Я отвечал, что ездил в Р**, к кузине.
– Вы очень любили вашу кузину?
– Да, она была мой дорогой, мой лучший друг.
– Когда вы узнали о смерти ее, вы были очень огорчены? Я отвечал, что чуть с ума не сошел и долго был болен.
– Вы думали, что она была отравлена?
– Да, и думаю до сих пор.
– Почему?
Враждебное чувство зашевелилось во мне при этом допросе. '«А?… – думал я. – Тебе это нужно знать? Смотри, не обожгись». Я отвечал, что мне известны вещи, которые не оставляют места сомнению.
– Что же вам известно?
– Все.
Что-то сорвалось на клавишах, звуки игры стали тише, умолкли, и она обернулась ко мне совсем. Лицо ее было бледно и холодно, словно застывшее, но черты выражали решимость.
– Это неправда.
– Почем вы знаете?
– Тут нечего знать. Это ясно. Если б вы знали все, вы не держали бы этого в тайне. Я, по крайней мере, понять не могу. Как можно, зная такие вещи, молчать? Если она была отравлена, и если она была, как вы говорите, ваш лучший друг…
– Так что же?
– И если вы знаете, кто это сделал?
– Знаю.
– Чего же вы дожидаетесь? Почему не отомстите за ее смерть?
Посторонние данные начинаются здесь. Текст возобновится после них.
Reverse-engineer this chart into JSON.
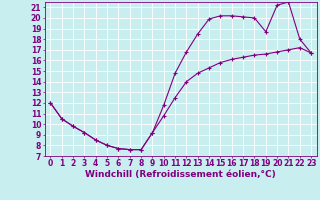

Вопрос был прост, но он затруднил меня в высшей степени, потому что коснулся как раз самого слабого места моей импровизации.
– Почему вы думаете, что я желаю мстить? – сказал я уклончиво.
Эффект вышел совсем неожиданный.
– Как, почему я думаю? – отвечала она, широко открывая глаза. – Я… ничего не думаю. Я… так… спросила. – Лицо ее вдруг оттаяло, решимость исчезла; она сидела сконфуженная и изумленная.
– Я не палач, – продолжал я, – и не чувствую никакой охоты быть палачом.
– Простите, – шептала она, краснея. – Я вижу, что сказала глупость. Выходит, что я еще мало знаю вас и мало умею ценить. Но вы отчасти сами в том виноваты. Зачем, скажите, зачем вы не хотите быть со мной искренним? Или я не заслуживаю доверия? Скажите мне, наконец, хоть это, чтобы я уже знала, что я такое в ваших глазах.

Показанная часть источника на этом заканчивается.